When monitoring work was carried out during the building of the N8 Rathcormac-Fermoy Bypass in 2004, an exposed section of Ballyoran Bog revealed the remains of a togher, a brushwood trackway of the kind prehistoric communities built to cross soft or waterlogged ground by laying bundles of rods and roundwood timber across the surface. The surviving section was modest, roughly 2.6 metres along its northwest-southeast axis and 1.2 metres across, found about 1.5 metres below the bog surface, resting directly on the underlying clay.
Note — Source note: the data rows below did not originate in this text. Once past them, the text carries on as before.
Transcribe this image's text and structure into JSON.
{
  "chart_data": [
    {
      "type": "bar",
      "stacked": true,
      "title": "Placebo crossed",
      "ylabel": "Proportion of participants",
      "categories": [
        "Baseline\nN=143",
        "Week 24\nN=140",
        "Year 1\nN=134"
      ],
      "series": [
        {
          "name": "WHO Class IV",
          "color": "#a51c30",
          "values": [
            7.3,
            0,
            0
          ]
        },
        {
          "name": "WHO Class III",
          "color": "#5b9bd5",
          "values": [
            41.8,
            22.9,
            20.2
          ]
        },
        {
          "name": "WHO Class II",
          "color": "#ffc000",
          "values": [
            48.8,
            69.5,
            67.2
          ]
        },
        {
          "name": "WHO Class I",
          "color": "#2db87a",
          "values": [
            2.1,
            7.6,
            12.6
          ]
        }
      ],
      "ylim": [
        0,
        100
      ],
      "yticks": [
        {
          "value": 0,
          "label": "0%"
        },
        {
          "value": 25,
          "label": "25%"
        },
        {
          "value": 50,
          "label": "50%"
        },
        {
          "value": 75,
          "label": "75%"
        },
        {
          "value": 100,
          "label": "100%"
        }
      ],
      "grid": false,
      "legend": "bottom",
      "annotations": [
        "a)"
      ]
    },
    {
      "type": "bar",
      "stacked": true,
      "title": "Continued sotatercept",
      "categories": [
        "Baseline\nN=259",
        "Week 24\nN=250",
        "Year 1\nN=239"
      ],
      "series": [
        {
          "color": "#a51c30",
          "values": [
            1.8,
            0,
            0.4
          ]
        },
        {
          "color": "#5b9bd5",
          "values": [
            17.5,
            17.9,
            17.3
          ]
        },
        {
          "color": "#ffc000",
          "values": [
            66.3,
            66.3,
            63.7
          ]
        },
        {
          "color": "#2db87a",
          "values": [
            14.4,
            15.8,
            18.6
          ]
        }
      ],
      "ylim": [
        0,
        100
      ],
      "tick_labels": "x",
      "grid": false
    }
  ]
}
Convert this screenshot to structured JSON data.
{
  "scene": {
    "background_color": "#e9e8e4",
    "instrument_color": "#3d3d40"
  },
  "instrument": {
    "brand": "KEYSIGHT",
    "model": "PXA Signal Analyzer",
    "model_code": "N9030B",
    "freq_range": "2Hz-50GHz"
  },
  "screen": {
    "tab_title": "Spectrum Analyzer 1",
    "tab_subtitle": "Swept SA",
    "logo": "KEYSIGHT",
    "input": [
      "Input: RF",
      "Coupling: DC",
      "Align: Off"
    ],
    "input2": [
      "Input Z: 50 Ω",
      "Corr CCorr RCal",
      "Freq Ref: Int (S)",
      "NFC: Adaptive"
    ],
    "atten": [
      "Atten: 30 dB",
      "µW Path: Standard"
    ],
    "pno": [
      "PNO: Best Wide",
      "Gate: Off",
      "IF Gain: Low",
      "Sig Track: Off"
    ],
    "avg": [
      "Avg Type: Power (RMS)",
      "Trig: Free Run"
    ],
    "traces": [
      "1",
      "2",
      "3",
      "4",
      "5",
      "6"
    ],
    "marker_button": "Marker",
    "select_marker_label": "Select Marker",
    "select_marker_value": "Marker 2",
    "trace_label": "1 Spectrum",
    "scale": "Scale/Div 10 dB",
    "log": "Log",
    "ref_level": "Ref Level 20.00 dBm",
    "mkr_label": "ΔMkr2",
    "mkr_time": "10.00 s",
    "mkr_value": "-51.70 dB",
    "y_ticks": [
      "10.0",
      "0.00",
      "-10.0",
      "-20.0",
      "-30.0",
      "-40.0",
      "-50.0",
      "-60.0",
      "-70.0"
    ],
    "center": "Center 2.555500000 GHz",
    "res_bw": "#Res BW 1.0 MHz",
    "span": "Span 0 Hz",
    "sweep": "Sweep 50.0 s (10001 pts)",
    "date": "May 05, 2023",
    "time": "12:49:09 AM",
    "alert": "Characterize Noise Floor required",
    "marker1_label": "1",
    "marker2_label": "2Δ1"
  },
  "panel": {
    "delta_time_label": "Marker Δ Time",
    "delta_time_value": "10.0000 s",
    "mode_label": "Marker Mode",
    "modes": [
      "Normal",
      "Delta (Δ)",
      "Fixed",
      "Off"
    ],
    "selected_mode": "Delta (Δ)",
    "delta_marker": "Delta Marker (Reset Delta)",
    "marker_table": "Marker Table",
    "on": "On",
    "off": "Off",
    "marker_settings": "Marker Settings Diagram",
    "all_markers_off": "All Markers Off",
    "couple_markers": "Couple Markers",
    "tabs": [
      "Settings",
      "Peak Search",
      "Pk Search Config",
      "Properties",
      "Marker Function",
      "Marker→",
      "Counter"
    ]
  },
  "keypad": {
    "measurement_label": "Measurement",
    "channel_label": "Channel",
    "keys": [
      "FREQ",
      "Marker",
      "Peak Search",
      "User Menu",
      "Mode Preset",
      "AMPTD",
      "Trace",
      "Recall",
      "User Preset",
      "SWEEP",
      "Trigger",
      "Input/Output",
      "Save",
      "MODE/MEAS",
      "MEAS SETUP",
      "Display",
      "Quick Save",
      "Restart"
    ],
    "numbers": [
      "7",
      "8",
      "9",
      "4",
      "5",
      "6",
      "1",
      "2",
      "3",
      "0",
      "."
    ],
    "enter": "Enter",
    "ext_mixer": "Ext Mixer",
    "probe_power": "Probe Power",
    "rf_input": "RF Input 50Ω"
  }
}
Much of it had already been cut through by machinery before it could be recorded.
Above the trackway itself lay a subrectangular platform made from two layers of brushwood, which the excavator, Tierney, interpreted as a rough working surface used during the trackway's construction. A radiocarbon date obtained from one of these layers returned a result of approximately 8280 to 7965 BC, a figure that created more questions than it answered. That date would place the wood in the Mesolithic period, predating any known human activity in the region, and Tierney's explanation is that old, already-preserved timber may have been incorporated into the build, skewing the result. It is a reminder of how bogs, which preserve organic material with unusual fidelity, can complicate the very evidence they protect: wood that had lain in waterlogged conditions for centuries before being reused would carry its original carbon signature rather than the date of construction. About 390 metres to the north, a fulacht fia was also excavated nearby; a fulacht fia is a type of Bronze Age cooking or industrial site, typically identified by a mound of burnt and cracked stone beside a trough.